Tinham retornado depois de terminar seus contratos de dez anos. O povo da aldeia ficou surpreso de ver como os dois estavam envelhecidos, obviamente um indício de como haviam trabalhado além de suas forças. O homem com o cajado tinha ido para a floresta derrubar árvores debaixo de neve e caíra de um penhasco quando carregava a lenha de volta. Ele ficara inconsciente e fora salvo apenas porque os outros homens foram procurá-lo. Eles o encontraram dois dias depois, enterrado na neve até a cintura. Enquanto os outros ferimentos que havia sofrido na queda haviam sarado, o pé esquerdo, que ficara sob a neve, desenvolvera uma gangrena. Como isso poderia levar à morte, tinham lhe amputado a perna abaixo do joelho. Aleijado como estava, ele tinha mesmo muita sorte por ter voltado vivo para a aldeia.
O pai de Isaku estava trabalhando no mesmo porto que os dois homens, portanto naquela noite a mãe dele foi perguntar como estava o marido.
Ela voltou cerca de uma hora depois, serviu-se de um pouco de vinho e sentou-se perto do fogo.
Isaku desconfiou que algo estava errado quando viu a expressão preocupada da mãe. Talvez os homens tivessem trazido más notícias sobre seu pai. Talvez seu pai já estivesse morto. Nervoso, ele se aproximou da mãe quando ela começou a tomar o vinho.
— Eles disseram alguma coisa sobre papai?
— Disseram que ele está bem... — murmurou a mãe, os olhos fixos nas chamas.
Isaku sentiu um grande alívio e sentou-se junto do fogo.
— Eles disseram que ele trabalha tanto que as pessoas da agência de transporte estão interessadas nele. Disseram que seu pai é um homem forte, que encoraja os outros da aldeia, que os ajuda. Mas eles disseram que seu pai está preocupado conosco, que espera que estejamos todos bem... — Ela tomou um gole do vinho.
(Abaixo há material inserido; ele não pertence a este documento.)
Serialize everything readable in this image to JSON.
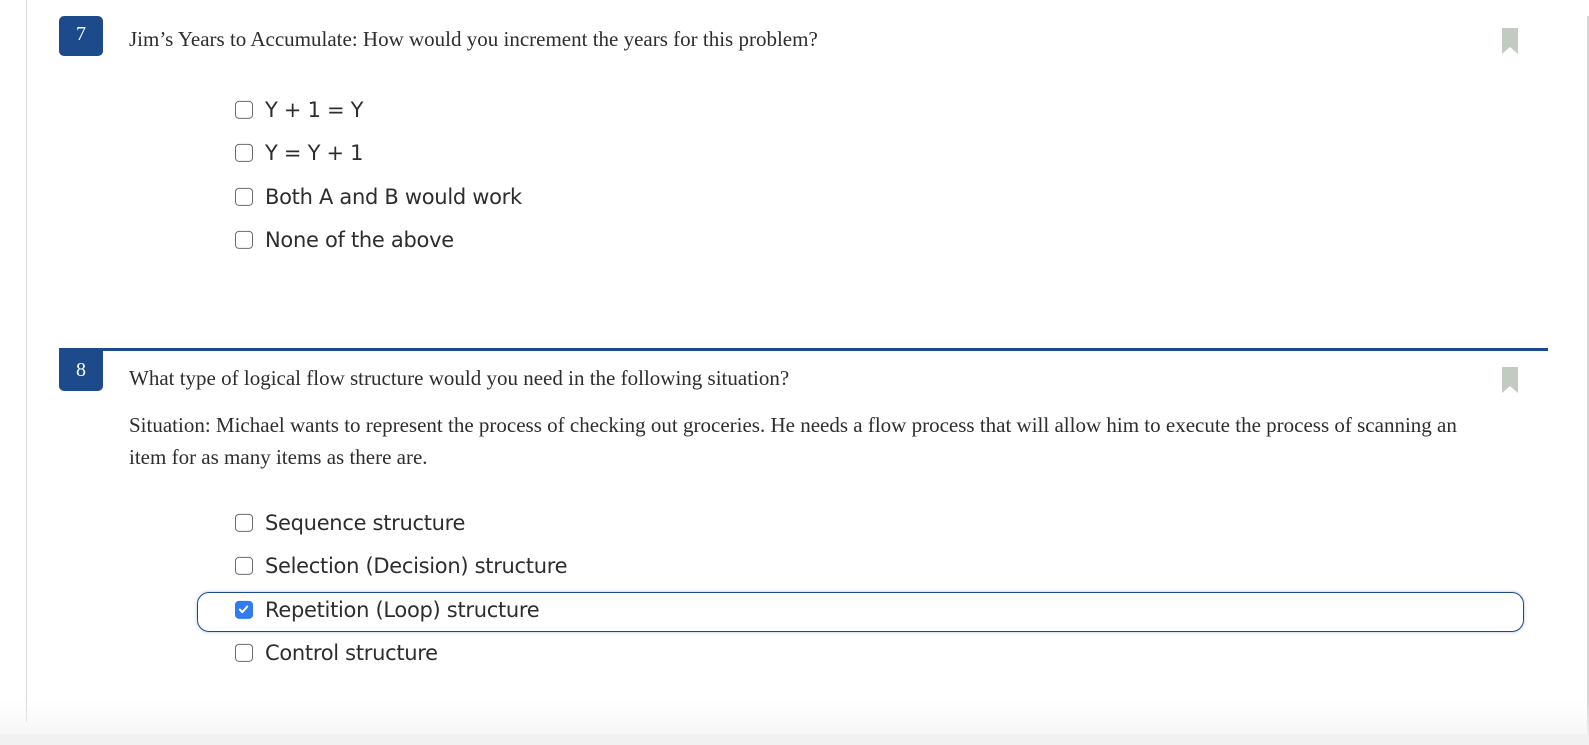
{
  "colors": {
    "accent": "#1c4a8a",
    "checkbox_checked": "#2f7bf0",
    "bookmark": "#c3cac2",
    "text": "#2d2d2d"
  },
  "questions": [
    {
      "number": "7",
      "title": "Jim’s Years to Accumulate: How would you increment the years for this problem?",
      "body": "",
      "bookmark_icon": "bookmark-icon",
      "options": [
        {
          "label": "Y + 1 = Y",
          "checked": false
        },
        {
          "label": "Y = Y + 1",
          "checked": false
        },
        {
          "label": "Both A and B would work",
          "checked": false
        },
        {
          "label": "None of the above",
          "checked": false
        }
      ]
    },
    {
      "number": "8",
      "title": "What type of logical flow structure would you need in the following situation?",
      "body": "Situation: Michael wants to represent the process of checking out groceries. He needs a flow process that will allow him to execute the process of scanning an item for as many items as there are.",
      "bookmark_icon": "bookmark-icon",
      "options": [
        {
          "label": "Sequence structure",
          "checked": false
        },
        {
          "label": "Selection (Decision) structure",
          "checked": false
        },
        {
          "label": "Repetition (Loop) structure",
          "checked": true
        },
        {
          "label": "Control structure",
          "checked": false
        }
      ]
    }
  ]
}
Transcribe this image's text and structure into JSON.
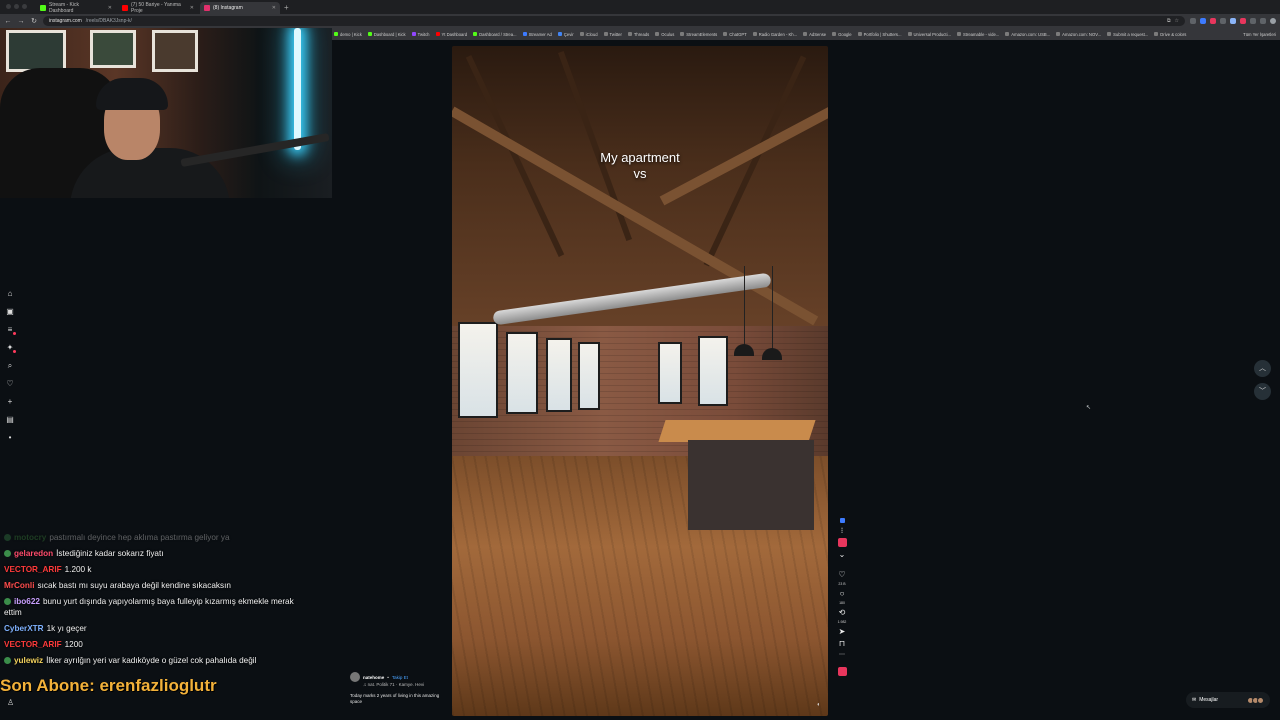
{
  "browser": {
    "tabs": [
      {
        "label": "Stream - Kick Dashboard",
        "color": "#53fc18",
        "active": false
      },
      {
        "label": "(7) 50 Bariye - Yanıma Proje",
        "color": "#ff0000",
        "active": false
      },
      {
        "label": "(8) Instagram",
        "color": "#e1306c",
        "active": true
      }
    ],
    "url_host": "instagram.com",
    "url_path": "/reels/DBAK3Jsnp-k/",
    "bookmarks": [
      "demo | Kick",
      "Dashboard | Kick",
      "Twitch",
      "Yt Dashboard",
      "Dashboard / Strea...",
      "Streamer Ad",
      "Çevir",
      "iCloud",
      "Twitter",
      "Threads",
      "Oculus",
      "StreamElements",
      "ChatGPT",
      "Radio Garden - Kh...",
      "AdSense",
      "Google",
      "Portfolio | Shutters...",
      "Universal Producti...",
      "Streamable - vide...",
      "Amazon.com: USB...",
      "Amazon.com: NOV...",
      "Submit a request...",
      "Drive & colors"
    ],
    "all_bookmarks": "Tüm Yer İşaretleri"
  },
  "stream": {
    "chat": [
      {
        "user": "motocry",
        "user_color": "#3f8f3f",
        "message": "pastırmalı deyince hep aklıma pastırma geliyor ya",
        "faded": true,
        "badge": true
      },
      {
        "user": "gelaredon",
        "user_color": "#ff4d6d",
        "message": "İstediğiniz kadar sokarız fiyatı",
        "faded": false,
        "badge": true
      },
      {
        "user": "VECTOR_ARIF",
        "user_color": "#ff3b3b",
        "message": "1.200 k",
        "faded": false,
        "badge": false
      },
      {
        "user": "MrConli",
        "user_color": "#ff4d4d",
        "message": "sıcak bastı mı suyu arabaya değil kendine sıkacaksın",
        "faded": false,
        "badge": false
      },
      {
        "user": "ibo622",
        "user_color": "#c9a0ff",
        "message": "bunu yurt dışında yapıyolarmış baya fulleyip kızarmış ekmekle merak ettim",
        "faded": false,
        "badge": true
      },
      {
        "user": "CyberXTR",
        "user_color": "#7fb2ff",
        "message": "1k yı geçer",
        "faded": false,
        "badge": false
      },
      {
        "user": "VECTOR_ARIF",
        "user_color": "#ff3b3b",
        "message": "1200",
        "faded": false,
        "badge": false
      },
      {
        "user": "yulewiz",
        "user_color": "#f4d35e",
        "message": "İlker ayrılğın yeri var kadıköyde o güzel cok pahalıda değil",
        "faded": false,
        "badge": true
      }
    ],
    "son_abone": "Son Abone: erenfazlioglutr"
  },
  "reel": {
    "caption_line1": "My apartment",
    "caption_line2": "vs",
    "author": "natehome",
    "follow_label": "Takip Et",
    "audio": "♫ nat. Politik 71 · Kamye. Hevi",
    "description": "Today marks 2 years of living in this amazing space",
    "counts": {
      "likes": "23 B",
      "comments": "180",
      "shares": "1.982"
    }
  },
  "ui": {
    "messages_label": "Mesajlar"
  }
}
Sua mãe devia estar pensando em Teru. Pensando que tinha deixado a pequena Teru morrer e sentindo que havia desapontado o marido. Ela devia estar se sentindo arrasada por não ter podido fazer nada. O vinho era a forma de ela afogar as tristezas.
Isaku sentou-se em silêncio, olhando para o fogo. Imaginou Teru, lá longe no mar, sob a água, vestida com roupas transparentes, um sorriso gentil no rosto. A morte de Teru fora algo que a mãe não tivera como evitar, e seu pouco tempo na terra devia ser o tempo que sua vida estava destinada a durar. Sim, ela podia ter morrido, mas estar rodeada pelos espíritos dos ancestrais significava que agora não estava sozinha ao descansar pacificamente lá longe no fundo do mar.
— Papai vai voltar na próxima primavera. Só temos de nos aguentar mais um pouco — disse Isaku, colocando outro pedaço de lenha no fogo.
A mãe não disse nada, e lentamente passou a cuia com o vinho para Isaku. Ele sentiu a emoção crescer dentro de si. Era a primeira vez que a mãe demonstrava alguma afeição por ele desde que seu pai havia partido. Isaku sentiu que agora a mãe o reconhecia como alguém em quem podia confiar.
Ele tomou um gole do vinho e o devolveu à mãe.
Isokichi murmurou algo enquanto dormia e virou-se. Ainda segurando o vinho, a mãe ficou ali olhando para o rosto de Isokichi, pálido à luz do fogo.
Akira Yoshimura, "Naufrágios"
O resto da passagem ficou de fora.